More than 1,000 teenagers have been killed in auto crashes in each of the past five summers, according to a report from AAA published on Wednesday. The association calls the summer driving season that begins with the Memorial Day weekend the “100 Deadliest Days” for teen drivers.

Nearly 60% of crashes involving teen drivers are the result of distracted driving. The research showed that texting and using social media while driving are rising among teen drivers. The AAA Foundation for Traffic Safety reviewed more than 2,200 in-car dashboard videos from cars driven by teens that were involved in crashes and revealed three top distractions in the moments leading up to a crash. These were:

  • Talking or attending to other passengers: 15%
  • Talking, texting or using a cell phone: 12%
  • Attending to or looking at something else in the vehicle: 11%

Based on its studies, AAA believes that official government statistics derived from police reports “substantially underestimate” the incidence of distracted driving among teens. The official statistics indicate distracted driving accounts for 14% of all crashes while a teen is driving.
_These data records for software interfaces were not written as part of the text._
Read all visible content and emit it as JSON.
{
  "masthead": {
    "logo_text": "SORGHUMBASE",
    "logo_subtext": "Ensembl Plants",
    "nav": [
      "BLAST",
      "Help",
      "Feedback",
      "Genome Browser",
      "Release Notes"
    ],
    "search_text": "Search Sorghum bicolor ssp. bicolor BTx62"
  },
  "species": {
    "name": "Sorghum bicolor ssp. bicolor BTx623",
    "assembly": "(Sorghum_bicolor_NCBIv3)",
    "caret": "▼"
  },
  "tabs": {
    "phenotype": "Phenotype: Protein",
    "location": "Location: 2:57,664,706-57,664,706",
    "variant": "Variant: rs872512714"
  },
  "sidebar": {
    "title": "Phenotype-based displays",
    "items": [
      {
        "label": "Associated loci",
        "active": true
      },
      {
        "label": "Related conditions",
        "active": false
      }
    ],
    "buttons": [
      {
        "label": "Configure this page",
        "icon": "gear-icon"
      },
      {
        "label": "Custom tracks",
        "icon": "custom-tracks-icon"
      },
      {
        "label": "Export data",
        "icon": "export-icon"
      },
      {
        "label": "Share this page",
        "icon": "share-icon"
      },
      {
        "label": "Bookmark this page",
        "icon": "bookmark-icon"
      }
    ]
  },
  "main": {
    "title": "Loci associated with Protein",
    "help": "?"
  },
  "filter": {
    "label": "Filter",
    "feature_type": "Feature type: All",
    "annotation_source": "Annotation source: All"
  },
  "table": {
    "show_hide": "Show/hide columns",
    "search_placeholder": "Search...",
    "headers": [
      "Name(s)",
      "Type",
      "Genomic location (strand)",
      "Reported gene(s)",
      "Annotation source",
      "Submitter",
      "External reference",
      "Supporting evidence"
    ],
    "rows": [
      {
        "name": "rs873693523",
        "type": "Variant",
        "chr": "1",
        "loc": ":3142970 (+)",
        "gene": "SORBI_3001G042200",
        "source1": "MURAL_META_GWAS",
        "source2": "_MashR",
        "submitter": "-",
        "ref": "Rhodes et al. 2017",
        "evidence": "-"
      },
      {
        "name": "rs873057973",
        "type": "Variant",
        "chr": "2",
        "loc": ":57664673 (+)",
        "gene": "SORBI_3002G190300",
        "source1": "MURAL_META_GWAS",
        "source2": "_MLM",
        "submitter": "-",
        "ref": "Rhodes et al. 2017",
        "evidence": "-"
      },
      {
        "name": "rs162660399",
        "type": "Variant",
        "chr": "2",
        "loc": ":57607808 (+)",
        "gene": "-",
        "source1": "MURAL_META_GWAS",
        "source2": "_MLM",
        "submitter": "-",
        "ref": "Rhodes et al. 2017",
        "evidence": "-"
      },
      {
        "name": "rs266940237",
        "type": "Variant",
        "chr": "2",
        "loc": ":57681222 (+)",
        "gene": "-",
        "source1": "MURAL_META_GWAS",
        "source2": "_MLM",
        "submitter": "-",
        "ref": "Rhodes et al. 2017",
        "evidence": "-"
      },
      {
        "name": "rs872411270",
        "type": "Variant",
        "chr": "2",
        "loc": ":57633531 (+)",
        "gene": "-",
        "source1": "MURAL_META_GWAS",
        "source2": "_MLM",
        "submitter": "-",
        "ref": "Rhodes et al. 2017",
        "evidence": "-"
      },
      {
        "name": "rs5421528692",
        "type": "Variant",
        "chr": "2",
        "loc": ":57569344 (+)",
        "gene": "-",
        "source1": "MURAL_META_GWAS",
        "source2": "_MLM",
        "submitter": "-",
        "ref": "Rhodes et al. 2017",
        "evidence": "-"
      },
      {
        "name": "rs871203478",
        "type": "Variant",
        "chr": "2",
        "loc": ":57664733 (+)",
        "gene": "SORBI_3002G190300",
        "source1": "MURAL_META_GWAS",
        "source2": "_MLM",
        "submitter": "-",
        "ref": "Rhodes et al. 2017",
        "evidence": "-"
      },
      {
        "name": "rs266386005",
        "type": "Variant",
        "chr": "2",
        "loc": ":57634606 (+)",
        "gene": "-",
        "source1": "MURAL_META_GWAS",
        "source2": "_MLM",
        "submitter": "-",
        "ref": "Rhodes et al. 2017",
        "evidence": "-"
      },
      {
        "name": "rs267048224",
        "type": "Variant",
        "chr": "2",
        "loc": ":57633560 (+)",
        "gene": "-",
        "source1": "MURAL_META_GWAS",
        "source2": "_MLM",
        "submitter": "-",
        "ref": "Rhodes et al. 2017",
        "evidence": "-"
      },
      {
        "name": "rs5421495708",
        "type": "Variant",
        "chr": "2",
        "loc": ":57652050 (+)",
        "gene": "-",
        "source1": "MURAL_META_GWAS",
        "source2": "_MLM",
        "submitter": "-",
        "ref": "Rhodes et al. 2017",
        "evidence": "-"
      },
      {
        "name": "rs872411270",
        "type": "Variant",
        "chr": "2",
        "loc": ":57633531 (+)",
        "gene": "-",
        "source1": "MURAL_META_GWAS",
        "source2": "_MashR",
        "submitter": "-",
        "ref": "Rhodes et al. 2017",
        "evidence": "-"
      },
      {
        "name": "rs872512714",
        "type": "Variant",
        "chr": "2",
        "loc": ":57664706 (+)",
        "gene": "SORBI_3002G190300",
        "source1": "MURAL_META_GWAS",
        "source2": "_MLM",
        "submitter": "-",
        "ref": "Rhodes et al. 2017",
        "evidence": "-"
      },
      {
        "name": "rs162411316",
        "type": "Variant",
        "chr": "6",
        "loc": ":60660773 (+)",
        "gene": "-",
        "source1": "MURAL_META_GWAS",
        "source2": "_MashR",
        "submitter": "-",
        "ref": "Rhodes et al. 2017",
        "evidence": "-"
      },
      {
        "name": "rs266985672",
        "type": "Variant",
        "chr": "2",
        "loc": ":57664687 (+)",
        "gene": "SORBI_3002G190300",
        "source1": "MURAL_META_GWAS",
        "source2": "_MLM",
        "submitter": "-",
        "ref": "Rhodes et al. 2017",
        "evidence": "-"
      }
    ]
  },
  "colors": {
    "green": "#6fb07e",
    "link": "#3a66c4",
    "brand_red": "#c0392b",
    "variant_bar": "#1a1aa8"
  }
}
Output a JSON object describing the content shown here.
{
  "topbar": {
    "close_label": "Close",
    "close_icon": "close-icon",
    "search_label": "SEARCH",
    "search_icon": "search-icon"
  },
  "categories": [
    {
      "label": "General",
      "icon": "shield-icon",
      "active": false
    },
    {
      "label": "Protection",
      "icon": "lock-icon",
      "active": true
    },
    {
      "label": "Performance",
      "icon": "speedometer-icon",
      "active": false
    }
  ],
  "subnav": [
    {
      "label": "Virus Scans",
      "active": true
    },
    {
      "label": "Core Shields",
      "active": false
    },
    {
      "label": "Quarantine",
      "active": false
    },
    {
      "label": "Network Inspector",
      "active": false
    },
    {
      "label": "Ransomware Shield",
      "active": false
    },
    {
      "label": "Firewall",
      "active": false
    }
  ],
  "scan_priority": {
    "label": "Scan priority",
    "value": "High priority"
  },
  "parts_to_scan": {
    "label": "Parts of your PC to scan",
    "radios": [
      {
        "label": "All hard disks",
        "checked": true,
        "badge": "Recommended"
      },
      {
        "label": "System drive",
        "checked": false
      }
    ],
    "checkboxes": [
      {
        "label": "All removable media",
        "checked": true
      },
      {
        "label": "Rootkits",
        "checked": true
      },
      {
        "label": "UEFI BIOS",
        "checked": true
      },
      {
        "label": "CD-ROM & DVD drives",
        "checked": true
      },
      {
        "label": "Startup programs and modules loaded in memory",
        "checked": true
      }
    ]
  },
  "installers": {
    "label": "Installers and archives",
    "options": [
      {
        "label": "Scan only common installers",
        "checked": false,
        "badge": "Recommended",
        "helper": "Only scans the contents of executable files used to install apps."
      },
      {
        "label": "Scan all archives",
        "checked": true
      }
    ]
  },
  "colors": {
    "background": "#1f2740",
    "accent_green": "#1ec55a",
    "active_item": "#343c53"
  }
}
AAA’s research concluded that 59% of moderate-to-severe teen crashes were the result of distracted driving.

Jurek Grabowski, research director at the AAA Foundation, said:

Every day during the summer driving season, an average of 10 people die as a result of injuries from a crash involving a teen driver. This new research shows that distraction continues to be one of the leading causes of crashes for teen drivers. By better understanding how teens are distracted on the road, we can better prevent deaths throughout the 100 Deadliest Days and the rest of the year.

AAA director of state relations Jennifer Ryan added:

Nearly two-thirds of people injured or killed in crashes involving a teen driver are people other than the teen themselves. This shows that teen drivers can be a risk to everyone on the road and it is important to regulate their actions when behind the wheel.